До Снежной Королевы, к сожалению, я так и не доросла. Покладистый характер и отсутствие амбиций сыграли в этом не последнюю роль. Но то, что изнутри заледенела, факт.
— М-м-м… новая туалетная вода? — мужчина, словно задавшись целью меня расшевелить, не отступает, а наклоняется еще ниже, носом касается моей шеи и шумно втягивает запах кожи. — Цитрус? Тебе идет.
Вообще-то, фрезия, личи и розовый перец, как заявлено производителем. Но не поправляю и в спор не вдаюсь. Не суть.
Дожидаюсь, когда он выпрямится и вновь заглянет в глаза, поднимаю левую руку, на которой по давно заведенной привычке ношу любимые часы на золотом браслете, подаренные родителями еще на восемнадцатилетие, напоминаю:
— Твой отец не любит, когда гости опаздывают. Думаю, стоит поспешить.
— Гости? Мы — семья, Даша, — хмыкает с предвкушением, после чего ехидно уточняет. — Тебе так не терпится встретиться с любимыми родственниками?
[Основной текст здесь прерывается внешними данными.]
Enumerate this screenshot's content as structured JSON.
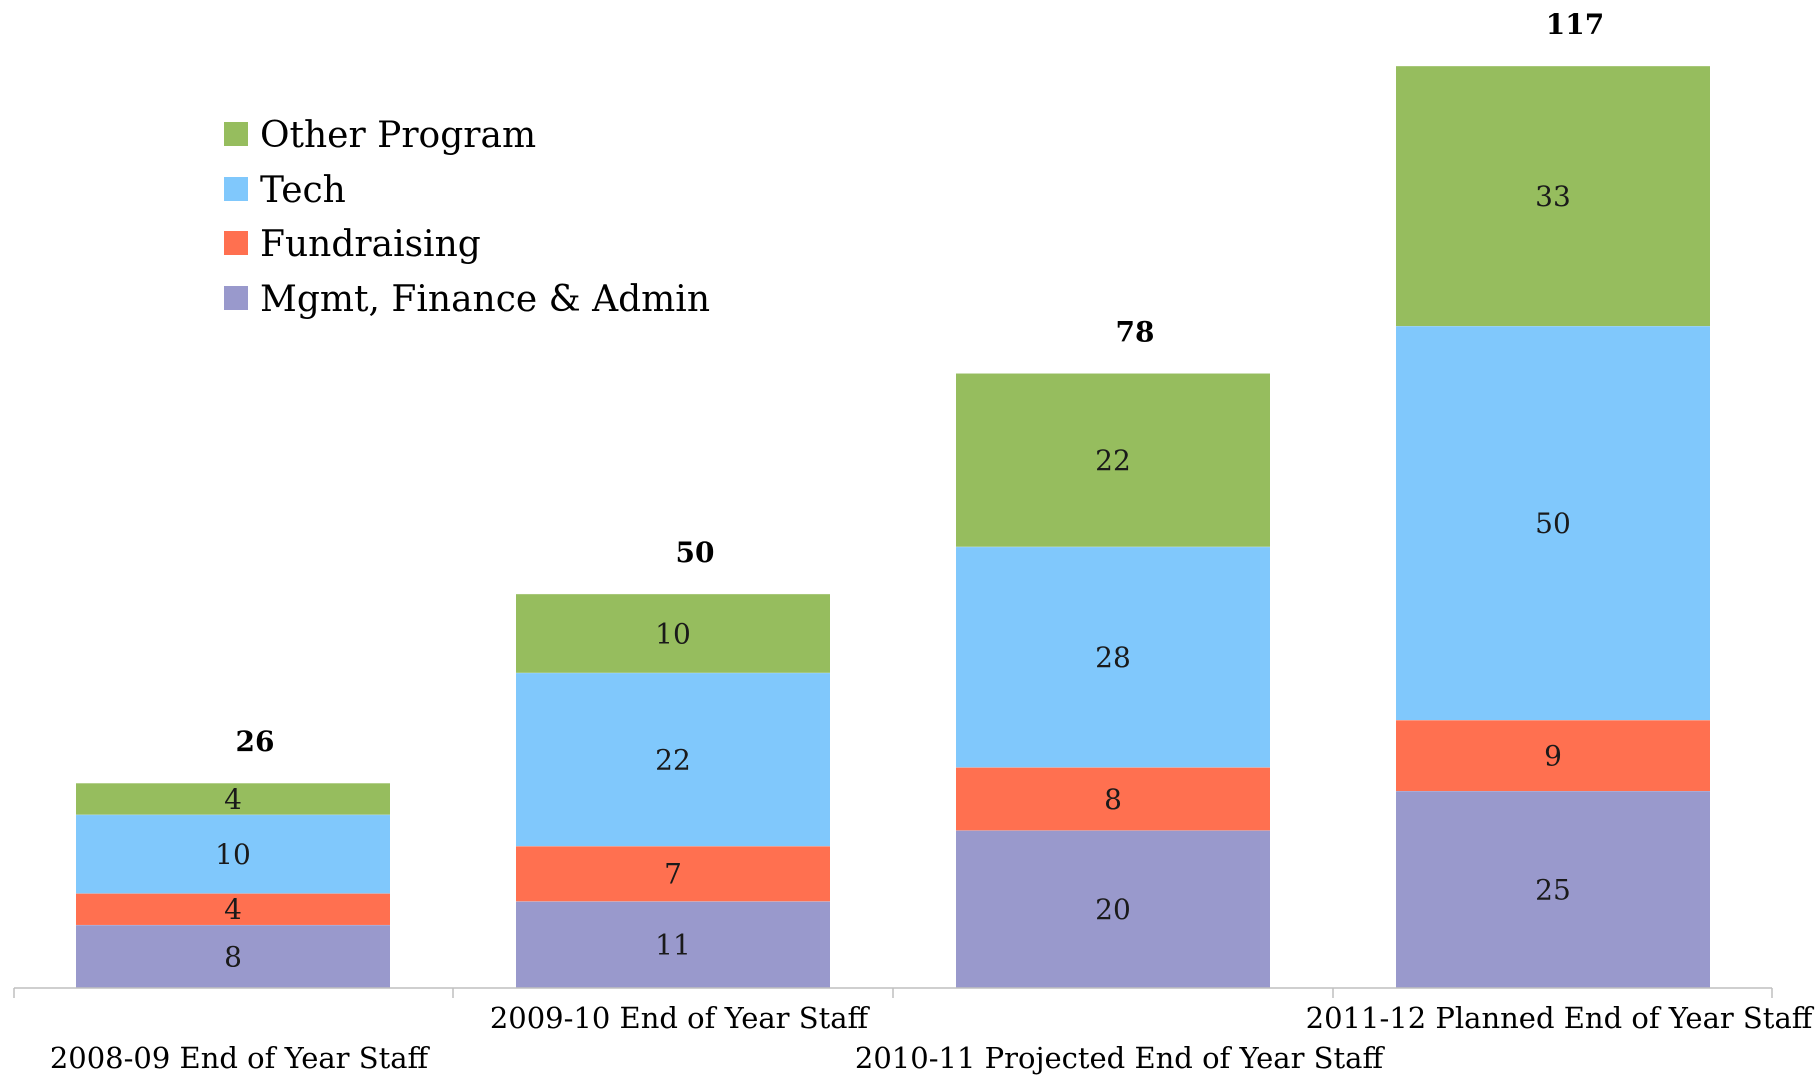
{
  "chart_data": {
    "type": "bar",
    "stacked": true,
    "categories": [
      "2008-09 End of Year Staff",
      "2009-10 End of Year Staff",
      "2010-11 Projected End of Year Staff",
      "2011-12 Planned End of Year Staff"
    ],
    "series": [
      {
        "name": "Mgmt, Finance & Admin",
        "color": "#9999CC",
        "values": [
          8,
          11,
          20,
          25
        ]
      },
      {
        "name": "Fundraising",
        "color": "#FF7050",
        "values": [
          4,
          7,
          8,
          9
        ]
      },
      {
        "name": "Tech",
        "color": "#80C8FC",
        "values": [
          10,
          22,
          28,
          50
        ]
      },
      {
        "name": "Other Program",
        "color": "#96BD5E",
        "values": [
          4,
          10,
          22,
          33
        ]
      }
    ],
    "totals": [
      "26",
      "50",
      "78",
      "117"
    ],
    "legend_order": [
      "Other Program",
      "Tech",
      "Fundraising",
      "Mgmt, Finance & Admin"
    ],
    "legend_position": "top-left",
    "ylim": [
      0,
      117
    ],
    "grid": false,
    "title": "",
    "xlabel": "",
    "ylabel": ""
  }
}
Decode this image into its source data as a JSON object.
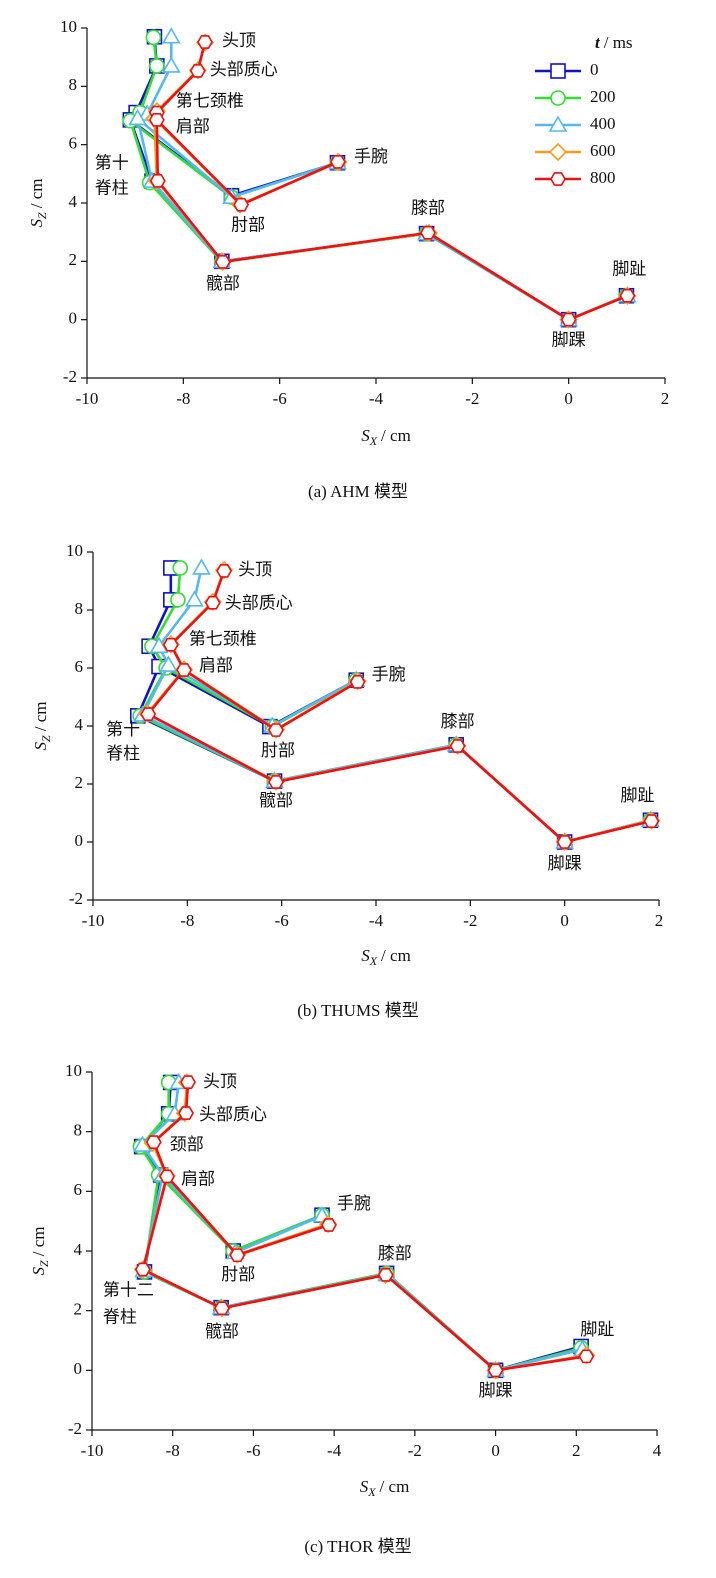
{
  "chart_data": [
    {
      "type": "line",
      "caption": "(a) AHM 模型",
      "xlabel_symbol": "S",
      "xlabel_sub": "X",
      "xlabel_unit": "/ cm",
      "ylabel_symbol": "S",
      "ylabel_sub": "Z",
      "ylabel_unit": "/ cm",
      "xlim": [
        -10,
        2
      ],
      "xticks": [
        -10,
        -8,
        -6,
        -4,
        -2,
        0,
        2
      ],
      "ylim": [
        -2,
        10
      ],
      "yticks": [
        -2,
        0,
        2,
        4,
        6,
        8,
        10
      ],
      "legend_title_symbol": "t",
      "legend_title_unit": "/ ms",
      "legend": "upper right",
      "point_labels": [
        "头顶",
        "头部质心",
        "第七颈椎",
        "肩部",
        [
          "第十",
          "脊柱"
        ],
        "髋部",
        "膝部",
        "脚踝",
        "脚趾",
        "肘部",
        "手腕"
      ],
      "series": [
        {
          "name": "0",
          "color": "#1111cc",
          "marker": "square",
          "x": [
            -8.6,
            -8.55,
            -8.98,
            -9.1,
            -8.65,
            -7.2,
            -2.95,
            0,
            1.2,
            -7.0,
            -4.8
          ],
          "values": [
            9.7,
            8.7,
            7.1,
            6.85,
            4.75,
            2.0,
            2.95,
            0,
            0.82,
            4.25,
            5.38
          ]
        },
        {
          "name": "200",
          "color": "#33dd33",
          "marker": "circle",
          "x": [
            -8.62,
            -8.55,
            -8.9,
            -9.1,
            -8.7,
            -7.2,
            -2.95,
            0,
            1.2,
            -7.0,
            -4.8
          ],
          "values": [
            9.68,
            8.7,
            7.1,
            6.82,
            4.7,
            1.98,
            2.95,
            0,
            0.82,
            4.2,
            5.38
          ]
        },
        {
          "name": "400",
          "color": "#55b8ee",
          "marker": "triangle",
          "x": [
            -8.25,
            -8.25,
            -8.75,
            -8.95,
            -8.65,
            -7.2,
            -2.95,
            0,
            1.22,
            -7.0,
            -4.8
          ],
          "values": [
            9.7,
            8.7,
            7.05,
            6.9,
            4.75,
            2.0,
            2.95,
            0,
            0.82,
            4.2,
            5.38
          ]
        },
        {
          "name": "600",
          "color": "#f39c1f",
          "marker": "diamond",
          "x": [
            -7.55,
            -7.7,
            -8.55,
            -8.6,
            -8.55,
            -7.18,
            -2.9,
            0,
            1.22,
            -6.82,
            -4.78
          ],
          "values": [
            9.5,
            8.55,
            7.15,
            6.9,
            4.76,
            1.98,
            2.97,
            0,
            0.82,
            3.95,
            5.4
          ]
        },
        {
          "name": "800",
          "color": "#ee1111",
          "marker": "hexagon",
          "x": [
            -7.55,
            -7.7,
            -8.55,
            -8.55,
            -8.53,
            -7.18,
            -2.92,
            0,
            1.22,
            -6.8,
            -4.79
          ],
          "values": [
            9.52,
            8.53,
            7.1,
            6.85,
            4.76,
            1.98,
            2.98,
            0,
            0.82,
            3.94,
            5.41
          ]
        }
      ]
    },
    {
      "type": "line",
      "caption": "(b) THUMS 模型",
      "xlabel_symbol": "S",
      "xlabel_sub": "X",
      "xlabel_unit": "/ cm",
      "ylabel_symbol": "S",
      "ylabel_sub": "Z",
      "ylabel_unit": "/ cm",
      "xlim": [
        -10,
        2
      ],
      "xticks": [
        -10,
        -8,
        -6,
        -4,
        -2,
        0,
        2
      ],
      "ylim": [
        -2,
        10
      ],
      "yticks": [
        -2,
        0,
        2,
        4,
        6,
        8,
        10
      ],
      "point_labels": [
        "头顶",
        "头部质心",
        "第七颈椎",
        "肩部",
        [
          "第十",
          "脊柱"
        ],
        "髋部",
        "膝部",
        "脚踝",
        "脚趾",
        "肘部",
        "手腕"
      ],
      "series": [
        {
          "color": "#1111cc",
          "marker": "square",
          "x": [
            -8.35,
            -8.35,
            -8.81,
            -8.6,
            -9.05,
            -6.15,
            -2.3,
            0,
            1.82,
            -6.25,
            -4.42
          ],
          "values": [
            9.45,
            8.35,
            6.75,
            6.05,
            4.35,
            2.1,
            3.35,
            0,
            0.75,
            3.98,
            5.58
          ]
        },
        {
          "color": "#33dd33",
          "marker": "circle",
          "x": [
            -8.15,
            -8.2,
            -8.75,
            -8.45,
            -9.0,
            -6.15,
            -2.3,
            0,
            1.82,
            -6.2,
            -4.42
          ],
          "values": [
            9.45,
            8.35,
            6.75,
            6.0,
            4.35,
            2.1,
            3.35,
            0,
            0.75,
            3.98,
            5.58
          ]
        },
        {
          "color": "#55b8ee",
          "marker": "triangle",
          "x": [
            -7.7,
            -7.85,
            -8.6,
            -8.4,
            -8.95,
            -6.15,
            -2.3,
            0,
            1.82,
            -6.2,
            -4.42
          ],
          "values": [
            9.45,
            8.35,
            6.75,
            6.1,
            4.38,
            2.1,
            3.35,
            0,
            0.75,
            4.0,
            5.58
          ]
        },
        {
          "color": "#f39c1f",
          "marker": "diamond",
          "x": [
            -7.22,
            -7.46,
            -8.35,
            -8.07,
            -8.85,
            -6.12,
            -2.27,
            0,
            1.84,
            -6.12,
            -4.39
          ],
          "values": [
            9.38,
            8.28,
            6.82,
            5.95,
            4.43,
            2.08,
            3.32,
            0,
            0.74,
            3.88,
            5.55
          ]
        },
        {
          "color": "#ee1111",
          "marker": "hexagon",
          "x": [
            -7.22,
            -7.46,
            -8.35,
            -8.07,
            -8.83,
            -6.12,
            -2.27,
            0,
            1.84,
            -6.12,
            -4.39
          ],
          "values": [
            9.35,
            8.25,
            6.8,
            5.93,
            4.41,
            2.07,
            3.31,
            0,
            0.72,
            3.86,
            5.52
          ]
        }
      ]
    },
    {
      "type": "line",
      "caption": "(c) THOR 模型",
      "xlabel_symbol": "S",
      "xlabel_sub": "X",
      "xlabel_unit": "/ cm",
      "ylabel_symbol": "S",
      "ylabel_sub": "Z",
      "ylabel_unit": "/ cm",
      "xlim": [
        -10,
        4
      ],
      "xticks": [
        -10,
        -8,
        -6,
        -4,
        -2,
        0,
        2,
        4
      ],
      "ylim": [
        -2,
        10
      ],
      "yticks": [
        -2,
        0,
        2,
        4,
        6,
        8,
        10
      ],
      "point_labels": [
        "头顶",
        "头部质心",
        "颈部",
        "肩部",
        [
          "第十二",
          "脊柱"
        ],
        "髋部",
        "膝部",
        "脚踝",
        "脚趾",
        "肘部",
        "手腕"
      ],
      "series": [
        {
          "color": "#1111cc",
          "marker": "square",
          "x": [
            -8.05,
            -8.1,
            -8.77,
            -8.3,
            -8.7,
            -6.8,
            -2.7,
            0,
            2.12,
            -6.5,
            -4.3
          ],
          "values": [
            9.65,
            8.6,
            7.5,
            6.55,
            3.3,
            2.1,
            3.25,
            0,
            0.8,
            4.0,
            5.2
          ]
        },
        {
          "color": "#33dd33",
          "marker": "circle",
          "x": [
            -8.1,
            -8.1,
            -8.8,
            -8.35,
            -8.7,
            -6.8,
            -2.7,
            0,
            2.12,
            -6.5,
            -4.3
          ],
          "values": [
            9.65,
            8.6,
            7.5,
            6.55,
            3.3,
            2.1,
            3.25,
            0,
            0.75,
            4.0,
            5.2
          ]
        },
        {
          "color": "#55b8ee",
          "marker": "triangle",
          "x": [
            -7.85,
            -7.95,
            -8.75,
            -8.25,
            -8.72,
            -6.8,
            -2.7,
            0,
            2.15,
            -6.45,
            -4.3
          ],
          "values": [
            9.65,
            8.6,
            7.55,
            6.55,
            3.35,
            2.1,
            3.22,
            0,
            0.7,
            3.95,
            5.18
          ]
        },
        {
          "color": "#f39c1f",
          "marker": "diamond",
          "x": [
            -7.65,
            -7.7,
            -8.5,
            -8.15,
            -8.74,
            -6.78,
            -2.72,
            0,
            2.25,
            -6.4,
            -4.15
          ],
          "values": [
            9.65,
            8.62,
            7.62,
            6.52,
            3.38,
            2.08,
            3.2,
            0,
            0.5,
            3.88,
            4.9
          ]
        },
        {
          "color": "#ee1111",
          "marker": "hexagon",
          "x": [
            -7.62,
            -7.67,
            -8.47,
            -8.14,
            -8.74,
            -6.78,
            -2.72,
            0,
            2.25,
            -6.4,
            -4.13
          ],
          "values": [
            9.66,
            8.62,
            7.65,
            6.5,
            3.38,
            2.08,
            3.2,
            0,
            0.47,
            3.86,
            4.87
          ]
        }
      ]
    }
  ]
}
В серых глазах на мгновение вспыхивает ледяной холод, являя совершенно другого Шаталова. Но через секунду он моргает и вновь выглядит невозмутимым.
«Век бы вас всех не видеть», — огрызаюсь мысленно.
В слух же использую более мягкую версию:
— Раньше сядем — раньше выйдем.
Муж целую минуту молчит, лишь сверлит тяжелым взглядом. Затем отходит к машине, распахивает переднюю пассажирскую дверь и протягивает мне руку, предлагая помощь.
Не отказываюсь. Опираюсь и благополучно ныряю в салон.
Ругаться по мелочи — ни к чему. Пора играть навязанную роль счастливой супруги.
Тем более, и Ярослав спешит об этом напомнить:
— Не забывай быть милой и естественной, Даша. На юбилее будет присутствовать несколько крупных потенциальных партнеров отца. Они важны для развития компании и должны видеть и чувствовать, что Шаталовы — крепкая семья.
— Я всё сделаю, — отвечаю негромко.
Хотя муж и так об этом знает. Других вариантов у меня все равно нет.